İlk gördüğü çevik kuvvet polisinin yanına gitti. Polislere derdini anlatmaya çalışırken arkadaşının “Yardımcı olsanıza” sözü üzerine iki gence saldıran polisler Yaycıoğlu’nun bacağını kırdı. Yaycıoğlu olay anını şu sözlerle anlattı:
“Polisler arkadaşıma saldırmak üzere hareketlendiler. Coplarını çektiler. Ben de o arbede arasında kaldım. Bir polis memuru yakamdan tuttu, diğeri kolumu tutup kıvırdı. Ben de kelepçe takacağını düşünerek öbür elimi de arkaya doğru uzattım. Kelepçe takmadılar, yere yatırıp darbettiler. Aynı anda 10-15 kişi üzerime saldırdı. Biri kafamdan, biri ağzımdan tutuyordu. 4-5 kişi de bacağıma çöktü. Darbedip sonunda bacağımı kırdılar. Sonra hepsi kaçtı, gitti. Hiçbiri ambulans falan çağırmadı. Vatandaşların yardımıyla hastaneye gittik.”
POLİS OLAY ANININ GÖRÜNTÜLERİNİ BULAMAMIŞ
Polisler tarafından darbedilince adalete olan güveni sarsılan Yaycıoğlu, “Bundan sonra bir olay olsa, bıçaklansam bile bir daha polise gitmem” diyor. Bu kanaate kapılmasında polislerin suçunun organize şekilde örtülme çabası da etkili olmuş. Polislerden şikayetçi olan Yaycıoğlu, soruşturmayı yürüten polislerin olay yerini gören güvenlik kameralarının 21.00’dan sonraki kayıtlarına ulaşamadığını ifade ediyor. 21.00’dan sonra kameraların kayıt almadığı söylenmiş. Hastaneye tekerlekli sandalyeyle giren Yaycıoğlu, hastane polisine adli vaka olduğunu, şikayetçi olduğunu söyleyince polisin ‘Kim yaptı?’ diye sorduğunu aktaran Yaycıoğlu, “ ‘Polisler’ dedim. ‘Bundan bir şey çıkmaz’ dedi. Böyle olunca o polis memuruna güvenmediğim için ona ifade vermedim. Gerekli tahliller yapıldı. Orada görevli polis memuru gelip kız arkadaşımın elindeki barkoda bakmaya çalıştı. Sorduğumuzda ismime baktığını söyledi. Ben de ‘Sorsan kendim söylerim’ dedim. Bu olaydan 15 dakika sonra doktor gelip kan testi yapıldığı halde ‘Senin kan testin alınmamış’ dedi. Tekrar kan testi aldılar. Kanımda alkol çıkamamasına rağmen ‘Geldiğinde alkollüydü. Ama şuan alkole rastlanılmadı’ diye rapor tuttu. O doktordan da şikayetçi oldum” dedi.

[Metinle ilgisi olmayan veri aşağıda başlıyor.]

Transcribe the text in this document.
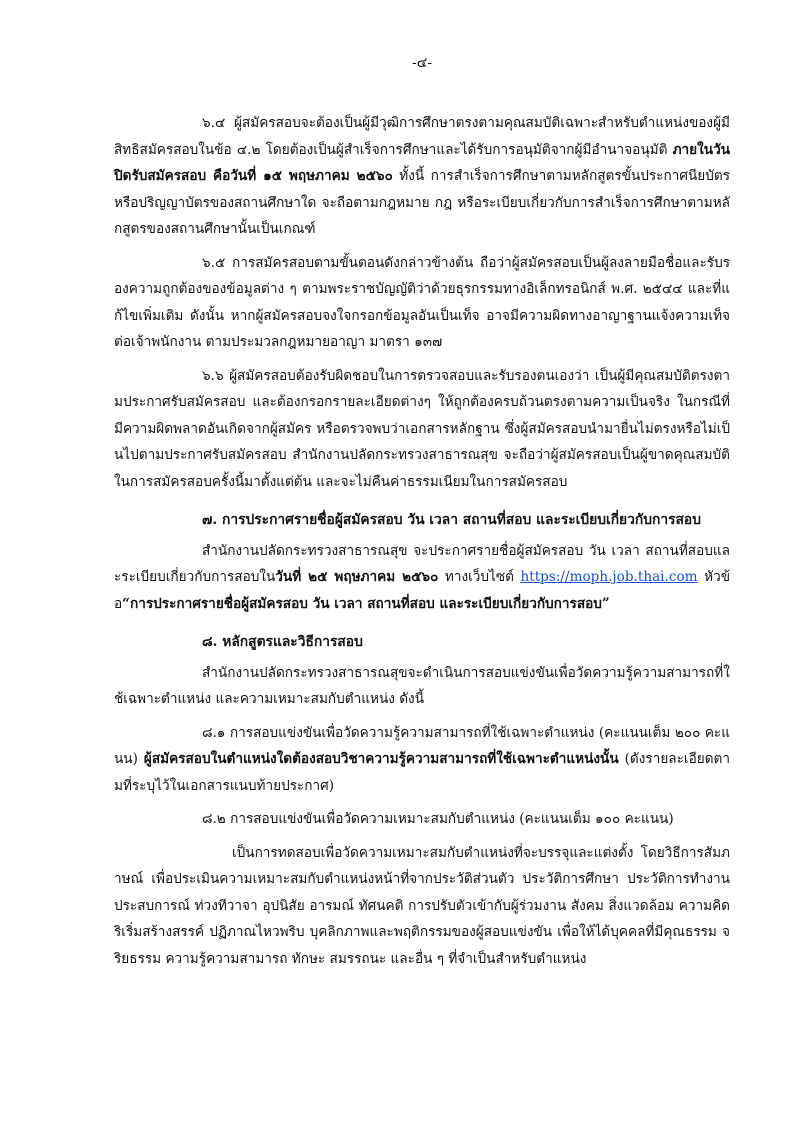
-๔-

๖.๔ ผู้สมัครสอบจะต้องเป็นผู้มีวุฒิการศึกษาตรงตามคุณสมบัติเฉพาะสำหรับตำแหน่งของผู้มีสิทธิสมัครสอบในข้อ ๔.๒ โดยต้องเป็นผู้สำเร็จการศึกษาและได้รับการอนุมัติจากผู้มีอำนาจอนุมัติ ภายในวันปิดรับสมัครสอบ คือวันที่ ๑๕ พฤษภาคม ๒๕๖๐ ทั้งนี้ การสำเร็จการศึกษาตามหลักสูตรขั้นประกาศนียบัตร หรือปริญญาบัตรของสถานศึกษาใด จะถือตามกฎหมาย กฎ หรือระเบียบเกี่ยวกับการสำเร็จการศึกษาตามหลักสูตรของสถานศึกษานั้นเป็นเกณฑ์

๖.๕ การสมัครสอบตามขั้นตอนดังกล่าวข้างต้น ถือว่าผู้สมัครสอบเป็นผู้ลงลายมือชื่อและรับรองความถูกต้องของข้อมูลต่าง ๆ ตามพระราชบัญญัติว่าด้วยธุรกรรมทางอิเล็กทรอนิกส์ พ.ศ. ๒๕๔๔ และที่แก้ไขเพิ่มเติม ดังนั้น หากผู้สมัครสอบจงใจกรอกข้อมูลอันเป็นเท็จ อาจมีความผิดทางอาญาฐานแจ้งความเท็จต่อเจ้าพนักงาน ตามประมวลกฎหมายอาญา มาตรา ๑๓๗

๖.๖ ผู้สมัครสอบต้องรับผิดชอบในการตรวจสอบและรับรองตนเองว่า เป็นผู้มีคุณสมบัติตรงตามประกาศรับสมัครสอบ และต้องกรอกรายละเอียดต่างๆ ให้ถูกต้องครบถ้วนตรงตามความเป็นจริง ในกรณีที่มีความผิดพลาดอันเกิดจากผู้สมัคร หรือตรวจพบว่าเอกสารหลักฐาน ซึ่งผู้สมัครสอบนำมายื่นไม่ตรงหรือไม่เป็นไปตามประกาศรับสมัครสอบ สำนักงานปลัดกระทรวงสาธารณสุข จะถือว่าผู้สมัครสอบเป็นผู้ขาดคุณสมบัติในการสมัครสอบครั้งนี้มาตั้งแต่ต้น และจะไม่คืนค่าธรรมเนียมในการสมัครสอบ

๗. การประกาศรายชื่อผู้สมัครสอบ วัน เวลา สถานที่สอบ และระเบียบเกี่ยวกับการสอบ

สำนักงานปลัดกระทรวงสาธารณสุข จะประกาศรายชื่อผู้สมัครสอบ วัน เวลา สถานที่สอบและระเบียบเกี่ยวกับการสอบในวันที่ ๒๕ พฤษภาคม ๒๕๖๐ ทางเว็บไซต์ https://moph.job.thai.com หัวข้อ“การประกาศรายชื่อผู้สมัครสอบ วัน เวลา สถานที่สอบ และระเบียบเกี่ยวกับการสอบ”

๘. หลักสูตรและวิธีการสอบ

สำนักงานปลัดกระทรวงสาธารณสุขจะดำเนินการสอบแข่งขันเพื่อวัดความรู้ความสามารถที่ใช้เฉพาะตำแหน่ง และความเหมาะสมกับตำแหน่ง ดังนี้

๘.๑ การสอบแข่งขันเพื่อวัดความรู้ความสามารถที่ใช้เฉพาะตำแหน่ง (คะแนนเต็ม ๒๐๐ คะแนน) ผู้สมัครสอบในตำแหน่งใดต้องสอบวิชาความรู้ความสามารถที่ใช้เฉพาะตำแหน่งนั้น (ดังรายละเอียดตามที่ระบุไว้ในเอกสารแนบท้ายประกาศ)

๘.๒ การสอบแข่งขันเพื่อวัดความเหมาะสมกับตำแหน่ง (คะแนนเต็ม ๑๐๐ คะแนน)

เป็นการทดสอบเพื่อวัดความเหมาะสมกับตำแหน่งที่จะบรรจุและแต่งตั้ง โดยวิธีการสัมภาษณ์ เพื่อประเมินความเหมาะสมกับตำแหน่งหน้าที่จากประวัติส่วนตัว ประวัติการศึกษา ประวัติการทำงาน ประสบการณ์ ท่วงทีวาจา อุปนิสัย อารมณ์ ทัศนคติ การปรับตัวเข้ากับผู้ร่วมงาน สังคม สิ่งแวดล้อม ความคิดริเริ่มสร้างสรรค์ ปฏิภาณไหวพริบ บุคลิกภาพและพฤติกรรมของผู้สอบแข่งขัน เพื่อให้ได้บุคคลที่มีคุณธรรม จริยธรรม ความรู้ความสามารถ ทักษะ สมรรถนะ และอื่น ๆ ที่จำเป็นสำหรับตำแหน่ง
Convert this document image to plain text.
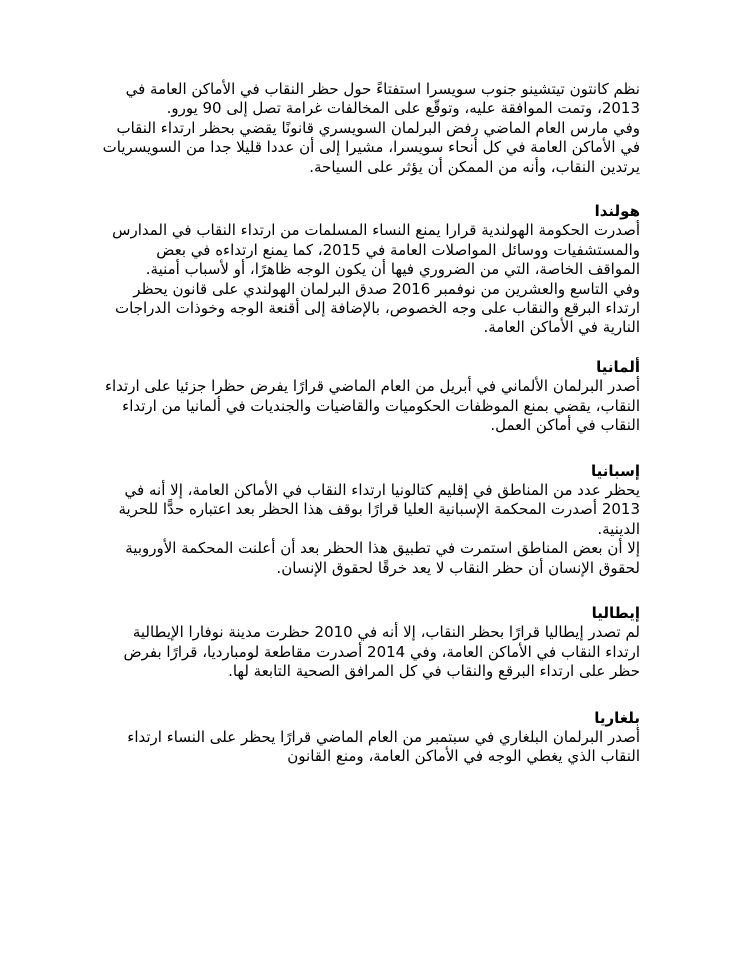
نظم كانتون تيتشينو جنوب سويسرا استفتاءً حول حظر النقاب في الأماكن العامة في 2013، وتمت الموافقة عليه، وتوقّع على المخالفات غرامة تصل إلى 90 يورو.

وفي مارس العام الماضي رفض البرلمان السويسري قانونًا يقضي بحظر ارتداء النقاب في الأماكن العامة في كل أنحاء سويسرا، مشيرا إلى أن عددا قليلا جدا من السويسريات يرتدين النقاب، وأنه من الممكن أن يؤثر على السياحة.

هولندا

أصدرت الحكومة الهولندية قرارا يمنع النساء المسلمات من ارتداء النقاب في المدارس والمستشفيات ووسائل المواصلات العامة في 2015، كما يمنع ارتداءه في بعض المواقف الخاصة، التي من الضروري فيها أن يكون الوجه ظاهرًا، أو لأسباب أمنية.

وفي التاسع والعشرين من نوفمبر 2016 صدق البرلمان الهولندي على قانون يحظر ارتداء البرقع والنقاب على وجه الخصوص، بالإضافة إلى أقنعة الوجه وخوذات الدراجات النارية في الأماكن العامة.

ألمانيا

أصدر البرلمان الألماني في أبريل من العام الماضي قرارًا يفرض حظرا جزئيا على ارتداء النقاب، يقضي بمنع الموظفات الحكوميات والقاضيات والجنديات في ألمانيا من ارتداء النقاب في أماكن العمل.

إسبانيا

يحظر عدد من المناطق في إقليم كتالونيا ارتداء النقاب في الأماكن العامة، إلا أنه في 2013 أصدرت المحكمة الإسبانية العليا قرارًا بوقف هذا الحظر بعد اعتباره حدًّا للحرية الدينية.

إلا أن بعض المناطق استمرت في تطبيق هذا الحظر بعد أن أعلنت المحكمة الأوروبية لحقوق الإنسان أن حظر النقاب لا يعد خرقًا لحقوق الإنسان.

إيطاليا

لم تصدر إيطاليا قرارًا بحظر النقاب، إلا أنه في 2010 حظرت مدينة نوفارا الإيطالية ارتداء النقاب في الأماكن العامة، وفي 2014 أصدرت مقاطعة لومباردیا، قرارًا بفرض حظر على ارتداء البرقع والنقاب في كل المرافق الصحية التابعة لها.

بلغاريا

أصدر البرلمان البلغاري في سبتمبر من العام الماضي قرارًا يحظر على النساء ارتداء النقاب الذي يغطي الوجه في الأماكن العامة، ومنع القانون
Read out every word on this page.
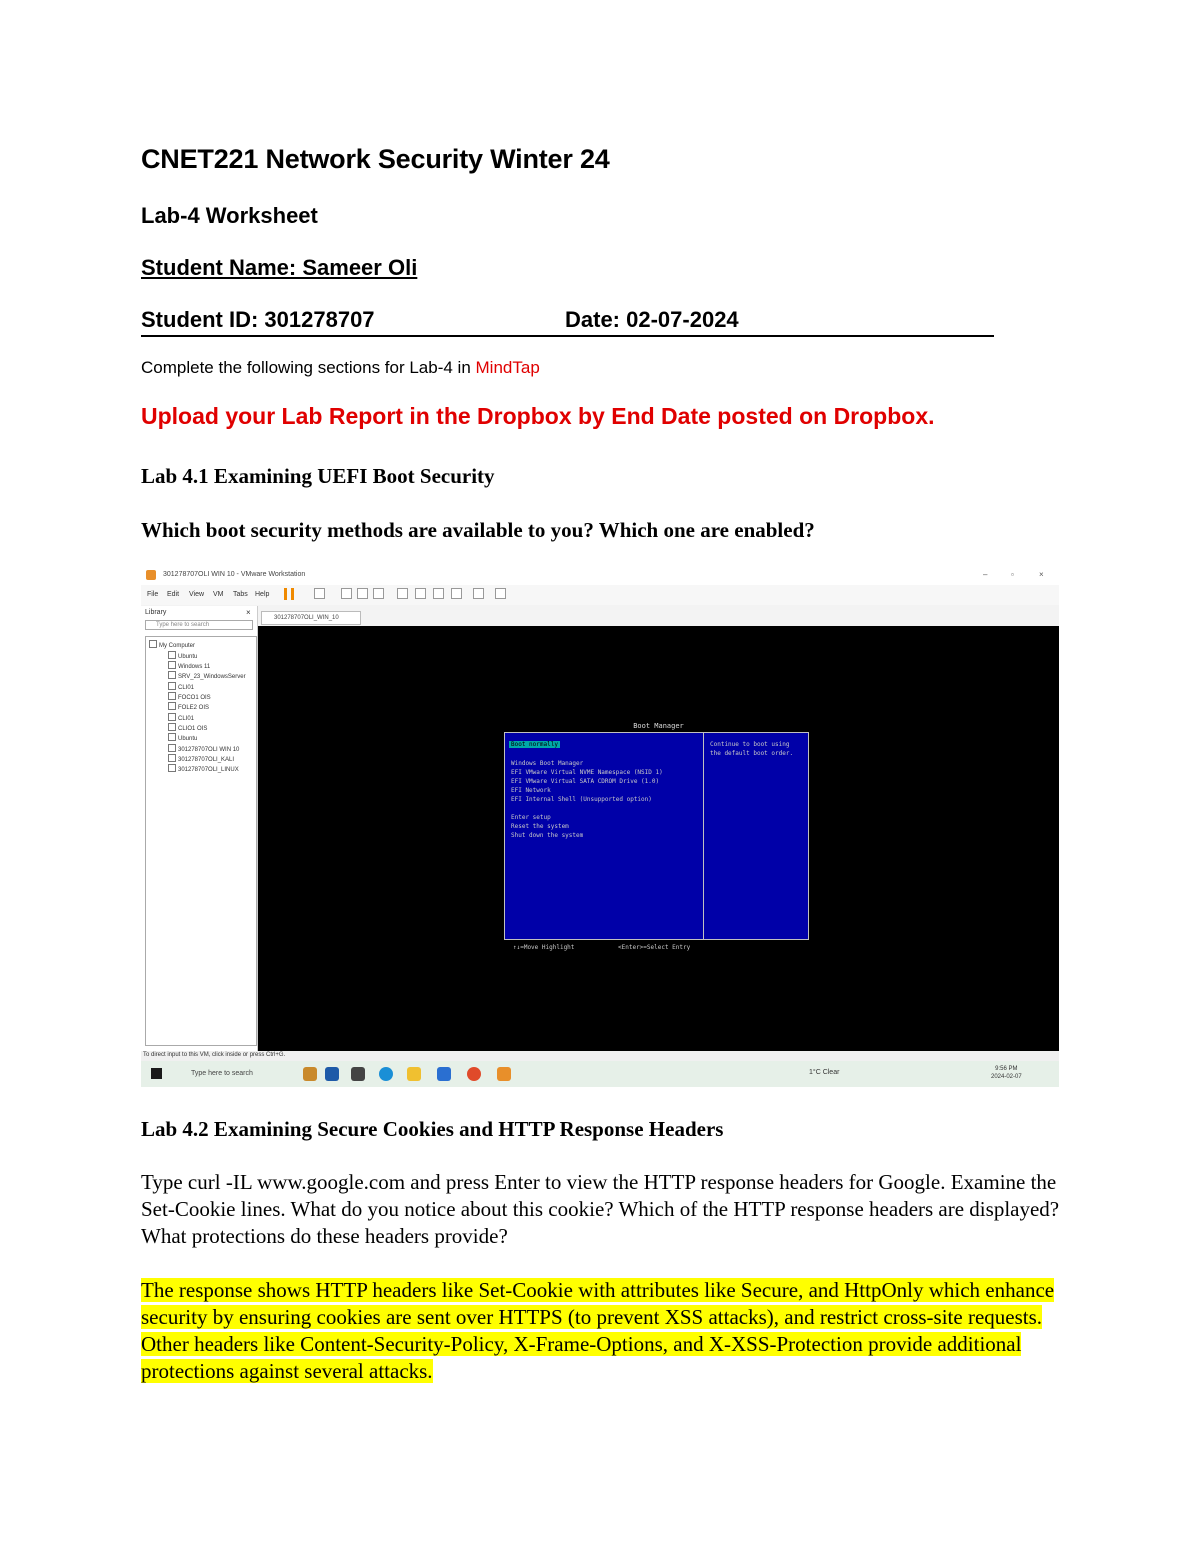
CNET221 Network Security Winter 24
Lab-4 Worksheet
Student Name: Sameer Oli
Student ID: 301278707	Date: 02-07-2024
Complete the following sections for Lab-4 in MindTap
Upload your Lab Report in the Dropbox by End Date posted on Dropbox.
Lab 4.1 Examining UEFI Boot Security
Which boot security methods are available to you? Which one are enabled?
301278707OLI WIN 10 - VMware Workstation	–	▫	×
File Edit View VM Tabs Help
Library	×
Type here to search
My Computer
Ubuntu
Windows 11
SRV_23_WindowsServer
CLI01
FOCO1 OIS
FOLE2 OIS
CLI01
CLIO1 OIS
Ubuntu
301278707OLI WIN 10
301278707OLI_KALI
301278707OLI_LINUX
301278707OLI_WIN_10
Boot Manager
Boot normally
Windows Boot Manager
EFI VMware Virtual NVME Namespace (NSID 1)
EFI VMware Virtual SATA CDROM Drive (1.0)
EFI Network
EFI Internal Shell (Unsupported option)
Enter setup
Reset the system
Shut down the system
Continue to boot using
the default boot order.
↑↓=Move Highlight	<Enter>=Select Entry
To direct input to this VM, click inside or press Ctrl+G.
Type here to search	1°C Clear	9:56 PM
2024-02-07
Lab 4.2 Examining Secure Cookies and HTTP Response Headers
Type curl -IL www.google.com and press Enter to view the HTTP response headers for Google. Examine the Set-Cookie lines. What do you notice about this cookie? Which of the HTTP response headers are displayed? What protections do these headers provide?
The response shows HTTP headers like Set-Cookie with attributes like Secure, and HttpOnly which enhance security by ensuring cookies are sent over HTTPS (to prevent XSS attacks), and restrict cross-site requests. Other headers like Content-Security-Policy, X-Frame-Options, and X-XSS-Protection provide additional protections against several attacks.
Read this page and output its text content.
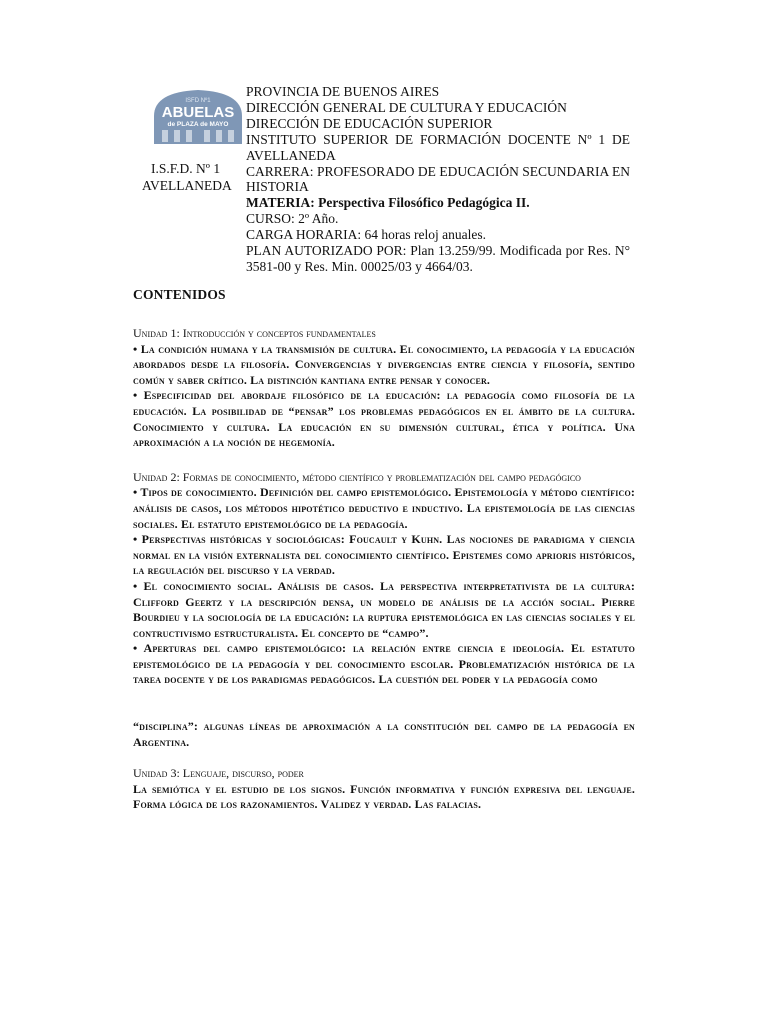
ISFD Nº1
ABUELAS
de PLAZA de MAYO
I.S.F.D. Nº 1
AVELLANEDA
PROVINCIA DE BUENOS AIRES
DIRECCIÓN GENERAL DE CULTURA Y EDUCACIÓN
DIRECCIÓN DE EDUCACIÓN SUPERIOR
INSTITUTO SUPERIOR DE FORMACIÓN DOCENTE Nº 1 DE
AVELLANEDA
CARRERA: PROFESORADO DE EDUCACIÓN SECUNDARIA EN
HISTORIA
MATERIA: Perspectiva Filosófico Pedagógica II.
CURSO: 2º Año.
CARGA HORARIA: 64 horas reloj anuales.
PLAN AUTORIZADO POR: Plan 13.259/99. Modificada por Res. N°
3581-00 y Res. Min. 00025/03 y 4664/03.
CONTENIDOS
Unidad 1: Introducción y conceptos fundamentales
• La condición humana y la transmisión de cultura. El conocimiento, la pedagogía y la educación abordados desde la filosofía. Convergencias y divergencias entre ciencia y filosofía, sentido común y saber crítico. La distinción kantiana entre pensar y conocer.
• Especificidad del abordaje filosófico de la educación: la pedagogía como filosofía de la educación. La posibilidad de “pensar” los problemas pedagógicos en el ámbito de la cultura. Conocimiento y cultura. La educación en su dimensión cultural, ética y política. Una aproximación a la noción de hegemonía.
Unidad 2: Formas de conocimiento, método científico y problematización del campo pedagógico
• Tipos de conocimiento. Definición del campo epistemológico. Epistemología y método científico: análisis de casos, los métodos hipotético deductivo e inductivo. La epistemología de las ciencias sociales. El estatuto epistemológico de la pedagogía.
• Perspectivas históricas y sociológicas: Foucault y Kuhn. Las nociones de paradigma y ciencia normal en la visión externalista del conocimiento científico. Epistemes como aprioris históricos, la regulación del discurso y la verdad.
• El conocimiento social. Análisis de casos. La perspectiva interpretativista de la cultura: Clifford Geertz y la descripción densa, un modelo de análisis de la acción social. Pierre Bourdieu y la sociología de la educación: la ruptura epistemológica en las ciencias sociales y el contructivismo estructuralista. El concepto de “campo”.
• Aperturas del campo epistemológico: la relación entre ciencia e ideología. El estatuto epistemológico de la pedagogía y del conocimiento escolar. Problematización histórica de la tarea docente y de los paradigmas pedagógicos. La cuestión del poder y la pedagogía como
“disciplina”: algunas líneas de aproximación a la constitución del campo de la pedagogía en Argentina.
Unidad 3: Lenguaje, discurso, poder
La semiótica y el estudio de los signos. Función informativa y función expresiva del lenguaje. Forma lógica de los razonamientos. Validez y verdad. Las falacias.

Yaklaşık 5-6 ay çalışamayacağını ifade eden Yaycıoğlu, “Üniversite okuyorum, eğitimime devam edemeyeceğim. Zor durumdayız. Bu yaşta evde annem babam bakıyor. İnsanın psikolojisi bozuluyor. Banyoyu babam yaptırıyor. Adaletin sağlanmasını istiyorum” diyor.